Três protótipos da carteira estão em teste em Brasília, na sede do Ministério da Educação (MEC), na cidade de São Paulo e em Serrana. Segundo o diretor de Projetos e Desenvolvimento Econômico da prefeitura de Serrana, Miguel João Neto, cada um dos 140 Lap Tup-niquim, como é chamado o equipamento, custará R$ 1 mil à prefeitura. O dinheiro para a instalação da primeira leva já está previsto no Orçamento do município. Serrana é uma das cidades da região que mais investem em educação, isso em níveis comparáveis ou até mesmo superiores aos de investimentos no setor feitos por cidades com maior Índice de Desenvolvimento Humano (IDH) no País, segundo o Centro de Estudos e Pesquisas em Gestão Industrial (Cepegi).

A pesquisa, divulgada em novembro do ano passado, mostra que o investimento médio em educação em cidades com os maiores IDHs do Brasil é de 13%. São Caetano do Sul, na Grande São Paulo, o primeiro colocado no ranking 2002 do IDH-M (Índice de Desenvolvimento Humano Municipal), apresentou um índice de 0,919. Serrana ficou com 0,775. A cidade, mostra o levantamento, investiu 17,4% em educação. O porcentual de 25% previsto na Constituição, explica o diretor, se completa com investimentos em autarquias e em outros setores da educação.
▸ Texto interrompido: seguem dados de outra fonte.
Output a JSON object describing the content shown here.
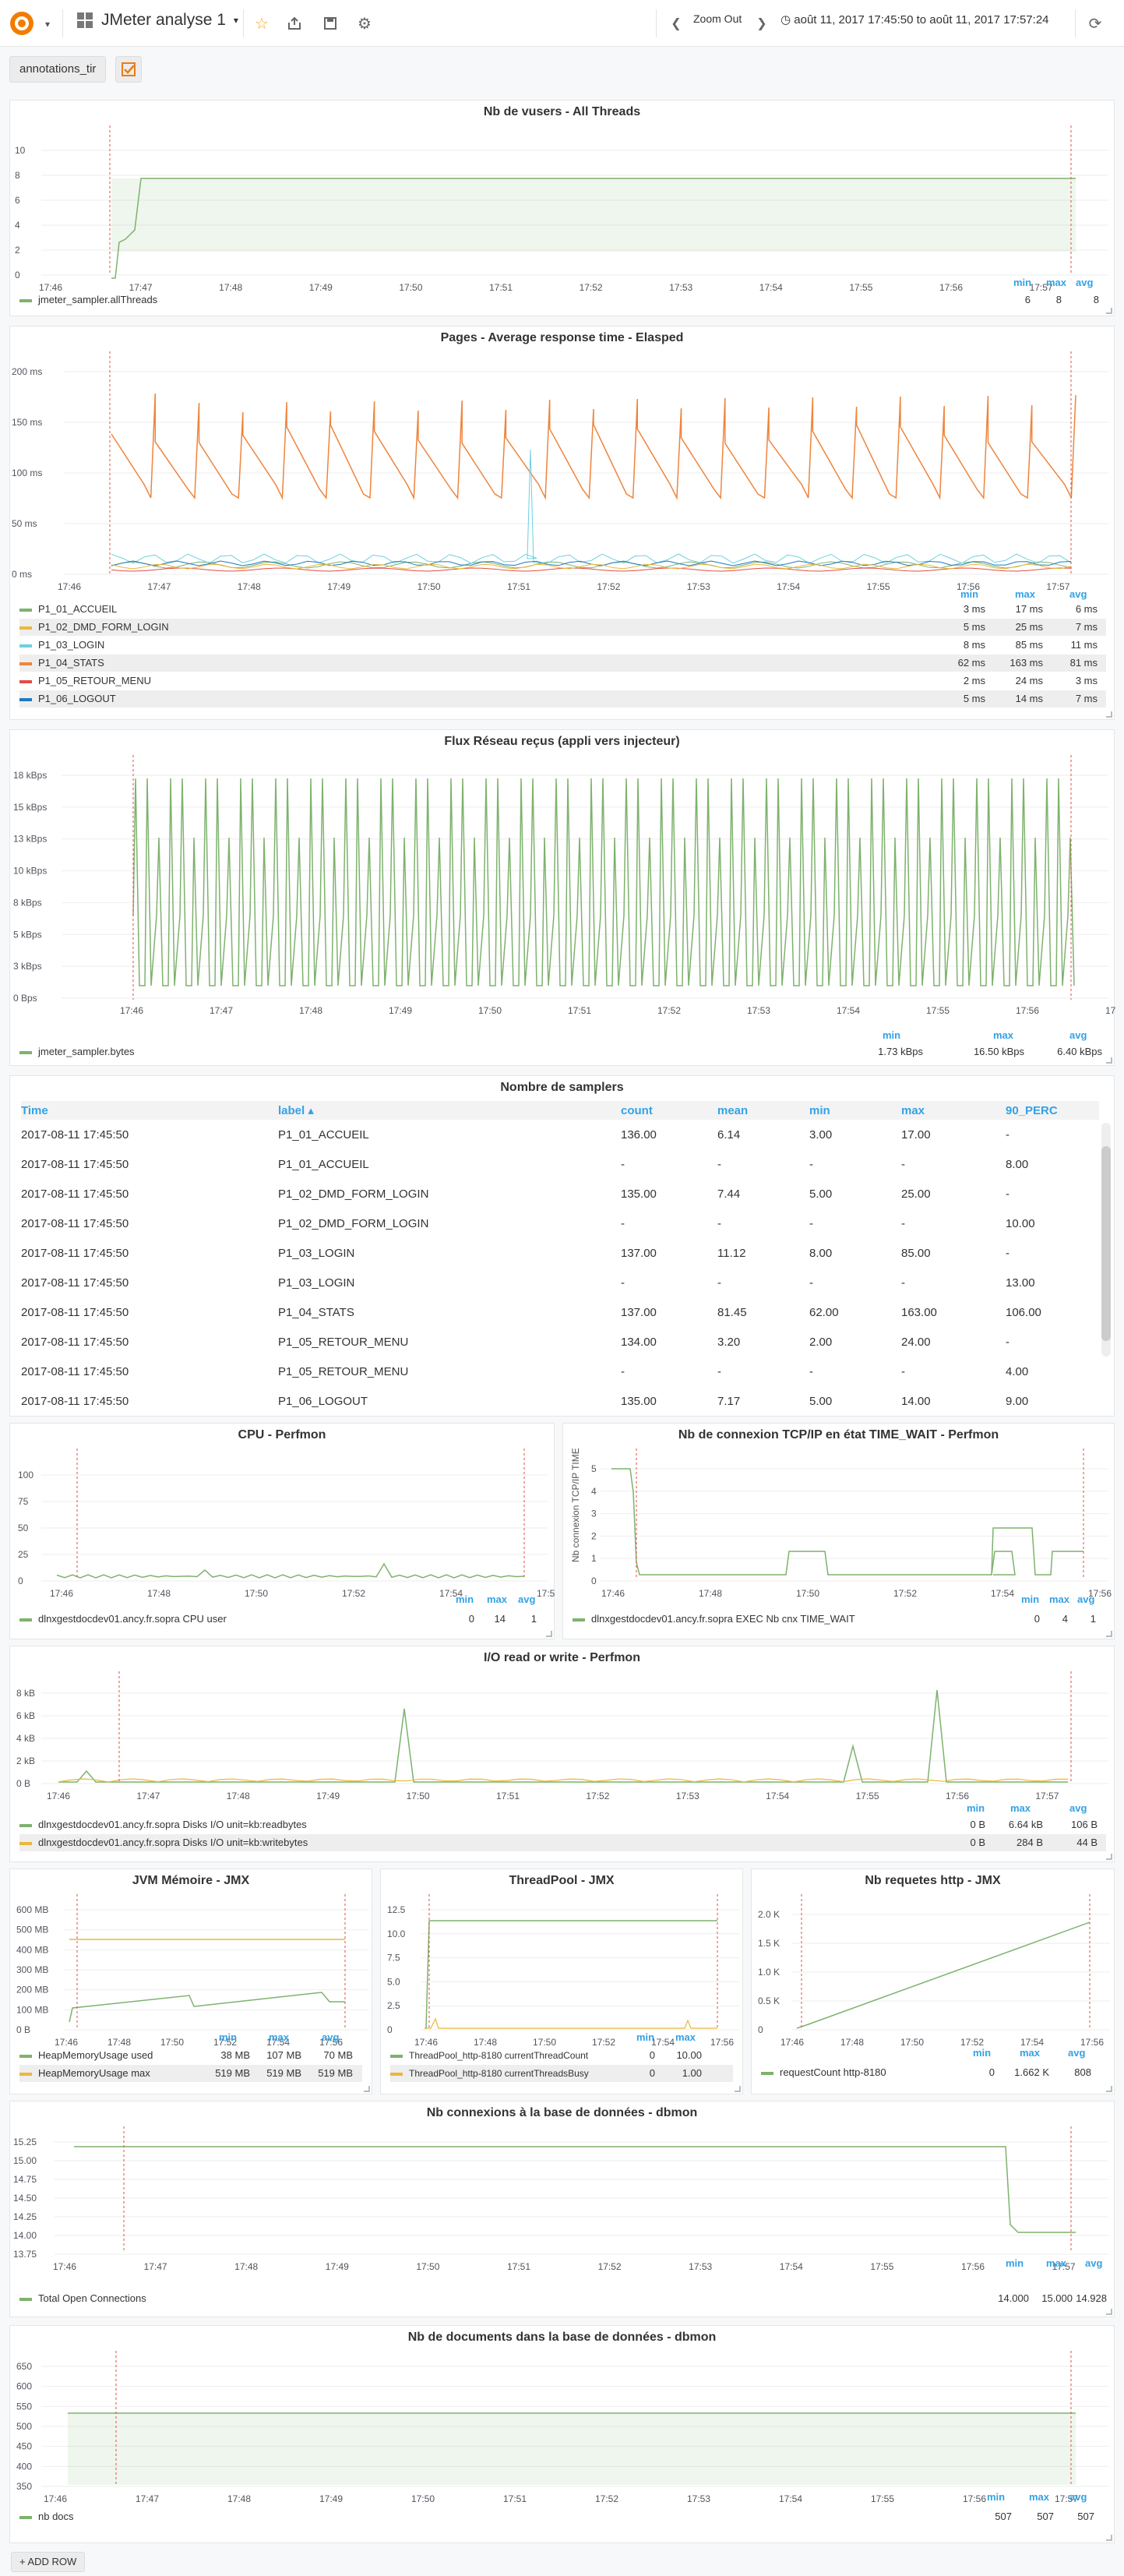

Segundo dados da prefeitura, os números absolutos representaram investimento de R$ 15,9 milhões em educação em 2007.

MOTIVAÇÃO

“Vimos o equipamento em um dia de exposição na escola, mas não sabemos ainda usá-lo. Mesmo assim, temos a expectativa de que isso se torne um atrativo para os alunos e torne o processo educacional mais eficaz, dê mais motivação aos estudantes”, afirmou a professora Angélica Cristina Corbacho do Vale, da EMEF Maria Celina.

A tecnologia já foi testada na Universidade de São Paulo (USP) em equipamentos para tratamento de crianças com deficiência física, em testes com urnas eletrônicas e também por um grupo de psicologia experimental que trabalhou com motricidade humana na Universidade Estadual Paulista (Unesp), segundo informou Mammana. “Essa configuração de carteira digital é uma inovação não só no País, mas no mundo”, afirmou o representante do Cenpra. Os pesquisadores ainda estudam a capacidade de armazenamento da nova mesa. “A criança poderá escrever como se estivesse usando um caderno. Uma grande crítica ao computador na escola é a perda do contato com a caligrafia, o que não ocorrerá com a carteira informatizada.”

Além de armazenar o material produzido nas aulas, o aluno poderá consultar a internet em suas pesquisas. Com processador AMD de 1 Ghz e 512 de memória RAM, os computadores funcionam em redes sem fio. Segundo informações da Secretaria de Educação de Serrana, técnicos contratados aproveitam o período de férias para instalar as redes Wi-Fi e de fibra ótica necessárias para receber os equipamentos.

O coordenador-geral de Programas e Tecnologia Educacional do MEC, Antonio Carlos Alves Carvalho, disse que o projeto é interessante, mas viabilidades técnica, pedagógica e financeira precisam ser testadas à exaustão. “Por enquanto, estamos trabalhando com protótipos e construímos parcerias para testar os equipamentos. Por conta de uma semana de testes, técnicos já fizeram alterações de hardware e software. Ainda não podemos dizer, com segurança, que é uma alternativa pronta para ser usada”, afirmou o especialista.

Carvalho disse que os testes pedagógicos com aplicação nas salas de aula serão feitos após as baterias de exames técnicos. “Esse tipo de idéia sempre interessa, pois pode somar no uso de tecnologia da educação. Mas precisamos saber a funcionalidade e testar efetivamente o equipamento.”